Fortunately, my kids have always welcomed the newest sibling without missing a beat. They are excited about the new baby and loving.
Fortunately, I don’t have debilitating postpartum depression. Down days? Yes. Days plagued with complete exhaustion? Of course! Days when I think this is impossible? Again, yes. But child rearing IS impossible without God.
I reached out to a friend who is also a mother of seven. Her youngest is a few months older than mine. I asked how do you manage? I’m overwhelmed today! She was loving and comforting in her simple words of advice and wisdom. YES she is overwhelmed oftentimes. Focus on the things we can do as opposed to those we cannot. Things that can be let go, let go.
I struggle greatly with these two things! As much as I know she is right… as much as I know I do plenty in a day… It never seems to be enough in my mind. I want my home clean. I want to put on makeup. I want to be able to take my kids out daily… and not just the backyard. But finding the balance…
I planned today to take the kids to the pool. Yes, all seven. I’ve been saying I would for days. Finally, at 5pm, I sat them down and said I simply could not manage that right now. I watched and listened to their disappointment as I offered up the splash playground as an alternative. I threw in a trip to the frozen yogurt shop to “sweeten” the deal. But then baby awoke; I fed her. Changed more diapers, etc. Then it was 6pm and time to make dinner.

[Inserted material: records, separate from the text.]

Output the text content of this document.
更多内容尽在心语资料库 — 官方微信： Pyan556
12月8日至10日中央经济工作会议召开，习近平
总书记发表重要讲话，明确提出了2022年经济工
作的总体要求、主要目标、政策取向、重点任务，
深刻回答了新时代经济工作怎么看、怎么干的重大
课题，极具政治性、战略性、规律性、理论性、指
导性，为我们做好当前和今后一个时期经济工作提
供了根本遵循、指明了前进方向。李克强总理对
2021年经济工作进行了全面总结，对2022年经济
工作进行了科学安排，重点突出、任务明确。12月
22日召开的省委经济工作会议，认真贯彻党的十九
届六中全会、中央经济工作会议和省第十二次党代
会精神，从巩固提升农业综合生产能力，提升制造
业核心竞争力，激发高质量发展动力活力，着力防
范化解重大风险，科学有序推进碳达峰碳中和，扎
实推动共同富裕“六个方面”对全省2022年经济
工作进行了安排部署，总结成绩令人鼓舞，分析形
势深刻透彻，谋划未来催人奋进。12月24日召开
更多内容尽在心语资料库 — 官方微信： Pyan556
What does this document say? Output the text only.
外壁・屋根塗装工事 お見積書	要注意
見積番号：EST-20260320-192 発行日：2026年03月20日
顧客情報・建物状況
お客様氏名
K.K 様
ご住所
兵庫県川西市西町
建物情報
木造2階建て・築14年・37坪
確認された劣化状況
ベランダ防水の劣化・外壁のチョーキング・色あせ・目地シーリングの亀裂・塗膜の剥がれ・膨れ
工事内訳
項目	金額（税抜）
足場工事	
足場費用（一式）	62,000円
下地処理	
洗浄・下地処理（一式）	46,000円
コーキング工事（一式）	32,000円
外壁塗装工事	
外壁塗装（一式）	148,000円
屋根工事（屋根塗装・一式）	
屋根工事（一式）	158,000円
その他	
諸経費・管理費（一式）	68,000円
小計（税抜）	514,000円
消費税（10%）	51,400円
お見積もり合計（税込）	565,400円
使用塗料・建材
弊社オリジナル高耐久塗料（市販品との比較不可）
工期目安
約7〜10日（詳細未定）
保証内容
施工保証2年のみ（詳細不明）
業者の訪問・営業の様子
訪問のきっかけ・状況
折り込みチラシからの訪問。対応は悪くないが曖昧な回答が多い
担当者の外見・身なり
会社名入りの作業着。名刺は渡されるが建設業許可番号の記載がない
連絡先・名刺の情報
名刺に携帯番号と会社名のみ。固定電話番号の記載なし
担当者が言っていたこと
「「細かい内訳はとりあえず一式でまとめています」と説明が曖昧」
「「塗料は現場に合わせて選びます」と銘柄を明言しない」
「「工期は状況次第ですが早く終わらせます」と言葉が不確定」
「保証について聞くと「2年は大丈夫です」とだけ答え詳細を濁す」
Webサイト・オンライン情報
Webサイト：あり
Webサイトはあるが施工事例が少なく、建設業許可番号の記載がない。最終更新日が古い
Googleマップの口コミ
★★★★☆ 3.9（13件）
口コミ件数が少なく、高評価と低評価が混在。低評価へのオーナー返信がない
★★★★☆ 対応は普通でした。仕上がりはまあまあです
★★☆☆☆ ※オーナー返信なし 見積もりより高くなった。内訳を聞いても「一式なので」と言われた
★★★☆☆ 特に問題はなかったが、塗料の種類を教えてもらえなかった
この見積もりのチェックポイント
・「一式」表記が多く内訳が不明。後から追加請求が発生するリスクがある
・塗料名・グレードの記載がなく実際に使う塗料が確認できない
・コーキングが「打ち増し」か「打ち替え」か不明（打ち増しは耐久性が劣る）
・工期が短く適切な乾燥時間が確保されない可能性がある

I put some fish in warm water to thaw and sat for a moment to color (a picture of fish, ironically). Then baby cried again… So I put her on my lap and began writing this. Mainly because at first I was feeling defeated again. Another day gone. But I wrote to remind myself…
Yes, some days will be slow. Others overly booked. Some days will be downright difficult. But each day is good. And I’m grateful.
Even as I remind myself to just breathe.